I think you have a great selection of work here. Just a few things I would tweak to make it really sing:

1: Hanging Punctuation: Depending on if you used Illustrator or InDesign, they are located in different menus. Just google search it. It will really clean up the edges of your paragraph, as it will move the punctuation outside of the margin. It sounds odd, but it looks cleaner than having it inside the margin.

2: I actually like the black bar, I think it helps to ground the pages and give them a nice, structured quality. I feel like maybe you could play around with either eliminating the project title after the first page or just reducing it to a gray scale.

3: I get the pause symbol in the book. It works as a divider. I don't understand why it has a footer on every page.
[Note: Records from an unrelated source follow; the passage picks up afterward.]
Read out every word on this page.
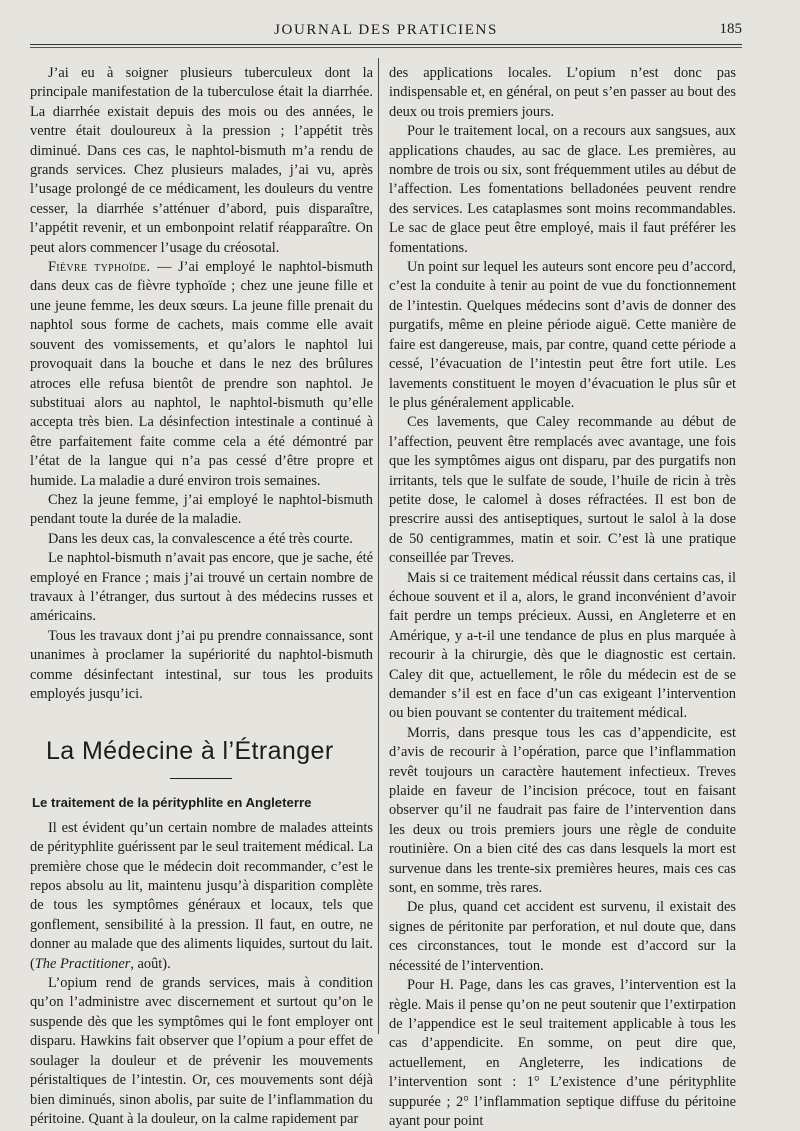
JOURNAL DES PRATICIENS	185

J’ai eu à soigner plusieurs tuberculeux dont la principale manifestation de la tuberculose était la diarrhée. La diarrhée existait depuis des mois ou des années, le ventre était douloureux à la pression ; l’appétit très diminué. Dans ces cas, le naphtol-bismuth m’a rendu de grands services. Chez plusieurs malades, j’ai vu, après l’usage prolongé de ce médicament, les douleurs du ventre cesser, la diarrhée s’atténuer d’abord, puis disparaître, l’appétit revenir, et un embonpoint relatif réapparaître. On peut alors commencer l’usage du créosotal.

Fièvre typhoïde. — J’ai employé le naphtol-bismuth dans deux cas de fièvre typhoïde ; chez une jeune fille et une jeune femme, les deux sœurs. La jeune fille prenait du naphtol sous forme de cachets, mais comme elle avait souvent des vomissements, et qu’alors le naphtol lui provoquait dans la bouche et dans le nez des brûlures atroces elle refusa bientôt de prendre son naphtol. Je substituai alors au naphtol, le naphtol-bismuth qu’elle accepta très bien. La désinfection intestinale a continué à être parfaitement faite comme cela a été démontré par l’état de la langue qui n’a pas cessé d’être propre et humide. La maladie a duré environ trois semaines.

Chez la jeune femme, j’ai employé le naphtol-bismuth pendant toute la durée de la maladie.

Dans les deux cas, la convalescence a été très courte.

Le naphtol-bismuth n’avait pas encore, que je sache, été employé en France ; mais j’ai trouvé un certain nombre de travaux à l’étranger, dus surtout à des médecins russes et américains.

Tous les travaux dont j’ai pu prendre connaissance, sont unanimes à proclamer la supériorité du naphtol-bismuth comme désinfectant intestinal, sur tous les produits employés jusqu’ici.

La Médecine à l’Étranger

Le traitement de la pérityphlite en Angleterre

Il est évident qu’un certain nombre de malades atteints de pérityphlite guérissent par le seul traitement médical. La première chose que le médecin doit recommander, c’est le repos absolu au lit, maintenu jusqu’à disparition complète de tous les symptômes généraux et locaux, tels que gonflement, sensibilité à la pression. Il faut, en outre, ne donner au malade que des aliments liquides, surtout du lait. (The Practitioner, août).

L’opium rend de grands services, mais à condition qu’on l’administre avec discernement et surtout qu’on le suspende dès que les symptômes qui le font employer ont disparu. Hawkins fait observer que l’opium a pour effet de soulager la douleur et de prévenir les mouvements péristaltiques de l’intestin. Or, ces mouvements sont déjà bien diminués, sinon abolis, par suite de l’inflammation du péritoine. Quant à la douleur, on la calme rapidement par

des applications locales. L’opium n’est donc pas indispensable et, en général, on peut s’en passer au bout des deux ou trois premiers jours.

Pour le traitement local, on a recours aux sangsues, aux applications chaudes, au sac de glace. Les premières, au nombre de trois ou six, sont fréquemment utiles au début de l’affection. Les fomentations belladonées peuvent rendre des services. Les cataplasmes sont moins recommandables. Le sac de glace peut être employé, mais il faut préférer les fomentations.

Un point sur lequel les auteurs sont encore peu d’accord, c’est la conduite à tenir au point de vue du fonctionnement de l’intestin. Quelques médecins sont d’avis de donner des purgatifs, même en pleine période aiguë. Cette manière de faire est dangereuse, mais, par contre, quand cette période a cessé, l’évacuation de l’intestin peut être fort utile. Les lavements constituent le moyen d’évacuation le plus sûr et le plus généralement applicable.

Ces lavements, que Caley recommande au début de l’affection, peuvent être remplacés avec avantage, une fois que les symptômes aigus ont disparu, par des purgatifs non irritants, tels que le sulfate de soude, l’huile de ricin à très petite dose, le calomel à doses réfractées. Il est bon de prescrire aussi des antiseptiques, surtout le salol à la dose de 50 centigrammes, matin et soir. C’est là une pratique conseillée par Treves.

Mais si ce traitement médical réussit dans certains cas, il échoue souvent et il a, alors, le grand inconvénient d’avoir fait perdre un temps précieux. Aussi, en Angleterre et en Amérique, y a-t-il une tendance de plus en plus marquée à recourir à la chirurgie, dès que le diagnostic est certain. Caley dit que, actuellement, le rôle du médecin est de se demander s’il est en face d’un cas exigeant l’intervention ou bien pouvant se contenter du traitement médical.

Morris, dans presque tous les cas d’appendicite, est d’avis de recourir à l’opération, parce que l’inflammation revêt toujours un caractère hautement infectieux. Treves plaide en faveur de l’incision précoce, tout en faisant observer qu’il ne faudrait pas faire de l’intervention dans les deux ou trois premiers jours une règle de conduite routinière. On a bien cité des cas dans lesquels la mort est survenue dans les trente-six premières heures, mais ces cas sont, en somme, très rares.

De plus, quand cet accident est survenu, il existait des signes de péritonite par perforation, et nul doute que, dans ces circonstances, tout le monde est d’accord sur la nécessité de l’intervention.

Pour H. Page, dans les cas graves, l’intervention est la règle. Mais il pense qu’on ne peut soutenir que l’extirpation de l’appendice est le seul traitement applicable à tous les cas d’appendicite. En somme, on peut dire que, actuellement, en Angleterre, les indications de l’intervention sont : 1° L’existence d’une pérityphlite suppurée ; 2° l’inflammation septique diffuse du péritoine ayant pour point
4: It would be nice to see a few of these images much larger. That library rendering would make a nice spread. Also having just a few pages that full-bleed would help make the black bars seems less tedious. It also makes people pay attention more... you shift their focus from the repetition of the other pages. Cabin in the Field - Page 13 should fill the whole page. Eliminate everything else (page number, name).

5: The drawings are great. I like the blue line and the starkness of them. Adding a detail or a wall section that shows something a little more developed would really add another level to this collection of work. Show us you are more than just a good schematic designer. Just one will do.

6: Hooray for Serifs!

7: Don't ruin this by using a generic resume layout or different fonts. You've established a good graphic ideology... use it throughout the remainder of your application and personal marketing materials.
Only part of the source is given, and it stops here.